The KVDB and KVS parameter tables below specify the HSE version at which a parameter was introduced. If the version column is blank, the parameter has been available since the initial release.

Note

The configuration parameters listed below are part of the stable HSE API. Configuration files installed for applications that have been integrated with HSE may use experimental parameters.

KVDB Parameters

Parameter Description Default Persistent Version
dur_intvl_ms Max time data is cached before flushing to media (ms) 500 No
log_lvl Syslog severity level (0=emergency; 7=debug) 7 No
read_only Read-only mode enabled (0=disabled; 1=enabled) 0 No
throttle_init_policy Ingest throttle at startup (light; medium; default) default No 1.8.0

Below are additional details on setting several of these KVDB parameters.

Durability Interval (dur_intvl_ms)

The durability interval for a KVDB is the frequency at which cached updates from committed transactions and stand-alone KV operations are flushed to stable storage. This interval is specified by the dur_intvl_ms parameter in units of milliseconds.

The concepts section provides additional discussion on HSE durability controls.

Initial Throttle (throttle_init_policy)

On startup, a KVDB throttles the rate at which it processes puts and deletes of KV pairs, referred to as the ingest rate. KVDB increases the ingest rate until it reaches the maximum sustainable value for the underlying mpool storage. This ramp-up process can take on the order of 50 to 200 seconds.

For benchmarks, this initial throttling can greatly distort results. In production environments, this initial throttling may impact the time before a service is fully operational.

The throttle_init_policy parameter can be used to achieve the maximum ingest rate in far less time. It specifies a relative initial throttling value of light, medium, or default (maximum) throttling.

Setting the throttle_init_policy parameter improperly for the underlying mpool storage can cause the durability interval (dur_intvl_ms) to be violated, or internal indexing structures to become unbalanced until KVDB determines the maximum sustainable ingest rate for the mpool.

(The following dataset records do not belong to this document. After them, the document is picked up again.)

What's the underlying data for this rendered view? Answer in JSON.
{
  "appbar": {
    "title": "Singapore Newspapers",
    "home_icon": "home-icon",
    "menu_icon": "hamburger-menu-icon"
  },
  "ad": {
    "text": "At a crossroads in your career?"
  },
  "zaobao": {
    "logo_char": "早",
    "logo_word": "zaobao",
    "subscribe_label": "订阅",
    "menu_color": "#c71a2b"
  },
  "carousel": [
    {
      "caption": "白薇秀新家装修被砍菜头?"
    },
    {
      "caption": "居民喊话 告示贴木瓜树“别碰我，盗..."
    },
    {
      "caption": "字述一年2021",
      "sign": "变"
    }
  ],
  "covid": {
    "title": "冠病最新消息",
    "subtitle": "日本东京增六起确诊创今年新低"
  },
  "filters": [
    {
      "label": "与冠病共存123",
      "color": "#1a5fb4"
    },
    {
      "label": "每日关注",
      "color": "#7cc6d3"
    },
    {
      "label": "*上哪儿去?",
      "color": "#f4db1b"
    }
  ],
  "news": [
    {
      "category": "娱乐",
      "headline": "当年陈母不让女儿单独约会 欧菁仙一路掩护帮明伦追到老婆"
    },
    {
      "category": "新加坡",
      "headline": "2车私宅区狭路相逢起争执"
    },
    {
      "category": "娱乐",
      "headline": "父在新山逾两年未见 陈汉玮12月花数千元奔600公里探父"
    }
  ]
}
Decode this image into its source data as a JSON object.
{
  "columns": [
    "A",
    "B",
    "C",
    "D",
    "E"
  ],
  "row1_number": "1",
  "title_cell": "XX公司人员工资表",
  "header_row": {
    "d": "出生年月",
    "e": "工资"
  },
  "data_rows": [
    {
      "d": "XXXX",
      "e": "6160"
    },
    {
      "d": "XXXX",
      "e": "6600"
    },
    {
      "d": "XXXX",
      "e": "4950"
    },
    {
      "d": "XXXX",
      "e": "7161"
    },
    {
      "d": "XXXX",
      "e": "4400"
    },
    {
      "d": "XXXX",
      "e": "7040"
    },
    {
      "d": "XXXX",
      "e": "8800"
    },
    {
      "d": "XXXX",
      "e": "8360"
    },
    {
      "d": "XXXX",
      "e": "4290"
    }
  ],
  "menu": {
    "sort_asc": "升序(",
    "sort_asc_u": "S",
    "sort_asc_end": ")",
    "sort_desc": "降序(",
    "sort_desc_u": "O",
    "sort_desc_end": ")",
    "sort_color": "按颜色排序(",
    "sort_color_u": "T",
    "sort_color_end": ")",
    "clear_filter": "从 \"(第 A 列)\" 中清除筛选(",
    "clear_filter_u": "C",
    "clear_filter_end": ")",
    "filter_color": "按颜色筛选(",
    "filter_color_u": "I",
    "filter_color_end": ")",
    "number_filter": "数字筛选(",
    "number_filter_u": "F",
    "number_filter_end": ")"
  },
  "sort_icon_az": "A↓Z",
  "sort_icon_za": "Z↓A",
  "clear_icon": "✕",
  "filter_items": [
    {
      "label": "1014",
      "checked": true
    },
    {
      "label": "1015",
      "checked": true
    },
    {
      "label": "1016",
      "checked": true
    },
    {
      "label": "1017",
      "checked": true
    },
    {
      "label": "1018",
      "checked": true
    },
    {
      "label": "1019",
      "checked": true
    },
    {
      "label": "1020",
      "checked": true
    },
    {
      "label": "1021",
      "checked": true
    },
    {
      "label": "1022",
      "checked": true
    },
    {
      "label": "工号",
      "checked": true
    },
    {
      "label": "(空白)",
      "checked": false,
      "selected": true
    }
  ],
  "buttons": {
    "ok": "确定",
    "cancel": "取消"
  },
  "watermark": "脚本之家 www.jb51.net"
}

The mpool_profile tool is provided to determine an appropriate throttle_init_policy setting for an mpool as follows

$ /opt/hse/bin/mpool_profile -v mydb

Use the output of mpool_profile to specify the throttle_init_policy value for a KVDB. If the mpool configuration changes, for example a staging media class is added, rerun mpool_profile as the throttle_init_policy value may change.

Tip

mpool_profile may run for several minutes before producing output.

KVS Parameters

Parameter Description Default Persistent Version
pfx_len Key prefix length (bytes) 0 Yes
value_compression Value compression method (lz4; none) none No 1.8.0
mclass_policy Media class usage policy (see discussion for values) capacity_only No 1.8.0

Below are additional details on setting several of these KVS parameters.

Key Prefix Length (pfx_len)

The HSE data model requires that a KVS store either

  • multi-segment keys, with the KVS pfx_len parameter set to the key prefix length, or
  • unsegmented keys, with the KVS pfx_len parameter set to zero (0).

Applications must adhere to this data model, and its associated best practices, to achieve maximum performance with HSE.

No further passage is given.